A lot of good investors own good stocks, but what makes Buffett a great investor is that he owns only a few stocks and sticks with them.
Eighty percent of the gains in Berkshire Hathaway have come from just six issues.
Year after year he holds them, long after the rest of us would have got tired of seeing them on a brokerage statement.
The last time Buffett disposed of a major position was 1986, when he dumped Handy & Harman, a precious-metals outfit, and Lear Siegler, an auto-parts manufacturer.
Two years ago, he sold a third of his position in Capital Cities/ABC, and has since admitted that he made a mistake there.
Buying and holding wouldn't have worked with the clinkers in my portfolio, but Buffett doesn't have too many clinkers, except perhaps for USAir (another mistake he recently acknowledged).
Neither, however, has he ever invested in the winningest stocks in the country.
None of his holdings made the list of the top 50 performers over the past 20 years.
So if he's the winningest investor without having owned the winningest stocks, something other than stock picking must have helped him.
Hagstrom has recently joined forces with Joan Lamm-Tennant, a professor of finance at Villanova, to test whether buying and holding make any difference on portfolios that are randomly selected by Villanova's computers.

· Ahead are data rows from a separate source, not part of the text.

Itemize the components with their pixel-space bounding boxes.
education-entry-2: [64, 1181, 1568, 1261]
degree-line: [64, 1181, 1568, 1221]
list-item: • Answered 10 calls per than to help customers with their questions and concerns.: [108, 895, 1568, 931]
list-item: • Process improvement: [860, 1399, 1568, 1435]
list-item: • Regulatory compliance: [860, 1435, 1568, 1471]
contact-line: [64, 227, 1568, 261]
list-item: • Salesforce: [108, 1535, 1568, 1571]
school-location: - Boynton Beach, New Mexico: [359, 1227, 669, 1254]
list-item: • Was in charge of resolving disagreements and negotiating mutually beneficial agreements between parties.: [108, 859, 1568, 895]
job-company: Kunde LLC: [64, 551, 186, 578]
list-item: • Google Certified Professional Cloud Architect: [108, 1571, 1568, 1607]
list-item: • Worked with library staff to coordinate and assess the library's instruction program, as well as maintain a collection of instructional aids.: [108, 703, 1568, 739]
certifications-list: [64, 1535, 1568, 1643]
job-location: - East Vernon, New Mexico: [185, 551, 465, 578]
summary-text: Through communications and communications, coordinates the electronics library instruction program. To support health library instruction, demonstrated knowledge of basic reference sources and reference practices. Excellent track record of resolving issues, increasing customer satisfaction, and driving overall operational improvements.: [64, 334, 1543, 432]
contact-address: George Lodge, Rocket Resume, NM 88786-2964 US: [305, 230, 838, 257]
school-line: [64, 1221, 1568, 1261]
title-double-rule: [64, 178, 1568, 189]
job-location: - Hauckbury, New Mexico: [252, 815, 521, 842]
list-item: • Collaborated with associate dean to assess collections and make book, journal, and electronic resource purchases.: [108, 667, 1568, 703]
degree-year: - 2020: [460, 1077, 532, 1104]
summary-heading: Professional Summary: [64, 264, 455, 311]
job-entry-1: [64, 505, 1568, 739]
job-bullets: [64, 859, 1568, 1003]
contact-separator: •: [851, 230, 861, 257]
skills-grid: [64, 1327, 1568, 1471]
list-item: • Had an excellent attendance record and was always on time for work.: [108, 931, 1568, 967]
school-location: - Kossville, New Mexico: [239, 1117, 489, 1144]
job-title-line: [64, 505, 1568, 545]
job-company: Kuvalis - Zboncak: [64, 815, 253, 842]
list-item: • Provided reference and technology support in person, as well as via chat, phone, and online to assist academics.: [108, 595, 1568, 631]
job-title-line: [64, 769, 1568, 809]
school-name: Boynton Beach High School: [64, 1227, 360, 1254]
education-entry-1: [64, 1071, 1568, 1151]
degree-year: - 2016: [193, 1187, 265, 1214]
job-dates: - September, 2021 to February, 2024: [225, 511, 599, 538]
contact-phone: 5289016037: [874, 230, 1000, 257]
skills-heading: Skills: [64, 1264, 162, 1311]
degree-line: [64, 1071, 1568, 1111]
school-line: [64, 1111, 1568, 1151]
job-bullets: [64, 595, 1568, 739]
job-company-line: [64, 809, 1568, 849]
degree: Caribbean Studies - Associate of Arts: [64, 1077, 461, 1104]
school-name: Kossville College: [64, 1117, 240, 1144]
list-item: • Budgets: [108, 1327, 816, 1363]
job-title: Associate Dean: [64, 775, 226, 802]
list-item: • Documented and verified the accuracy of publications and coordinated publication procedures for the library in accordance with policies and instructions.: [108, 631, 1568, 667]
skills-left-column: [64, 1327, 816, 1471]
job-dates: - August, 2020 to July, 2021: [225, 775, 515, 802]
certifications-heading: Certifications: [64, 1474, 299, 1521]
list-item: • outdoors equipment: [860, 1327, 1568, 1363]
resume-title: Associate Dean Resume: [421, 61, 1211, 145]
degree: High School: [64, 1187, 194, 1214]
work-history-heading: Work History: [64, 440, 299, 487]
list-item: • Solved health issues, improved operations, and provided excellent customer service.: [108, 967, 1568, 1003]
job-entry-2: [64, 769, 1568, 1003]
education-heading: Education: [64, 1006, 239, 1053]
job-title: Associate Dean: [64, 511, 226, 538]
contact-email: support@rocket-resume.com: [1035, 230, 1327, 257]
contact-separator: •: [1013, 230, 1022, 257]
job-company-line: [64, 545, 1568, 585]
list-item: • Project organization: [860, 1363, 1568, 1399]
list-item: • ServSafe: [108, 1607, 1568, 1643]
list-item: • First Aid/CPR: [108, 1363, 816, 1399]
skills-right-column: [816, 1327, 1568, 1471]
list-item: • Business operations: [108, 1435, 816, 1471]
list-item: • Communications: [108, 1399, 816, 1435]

They tracked the performance of 3,000 fictional portfolios--some containing as few as 10 stocks, others as many as 150, going back 10 years.
The upshot is that portfolios with the fewest stocks and the lowest turnover outperform portfolios with more stocks and a higher turnover. And that's without taking brokerage fees and taxes into account.
In a second test, they took randomly selected portfolios of 10 stocks each and compared results with the average mutual fund over a 10-year stretch.
Apparently, the random portfolios do just as well as the funds. Perhaps this explains why funds can't come close to matching Buffett's record.
Berkshire Hathaway resembles a fund, but since it isn't one, Buffett has the freedom to be boring.
Hagstrom's next step is to launch a mutual fund, Focus Trust, based on Buffett's principles.
It's in registration and scheduled to be launched in April.
The plan is to pick a few stocks that Buffett might want to own (though probably not the ones he does own) and hold onto them.
The management fee will be very low, because with that strategy, the managers won't have much to do.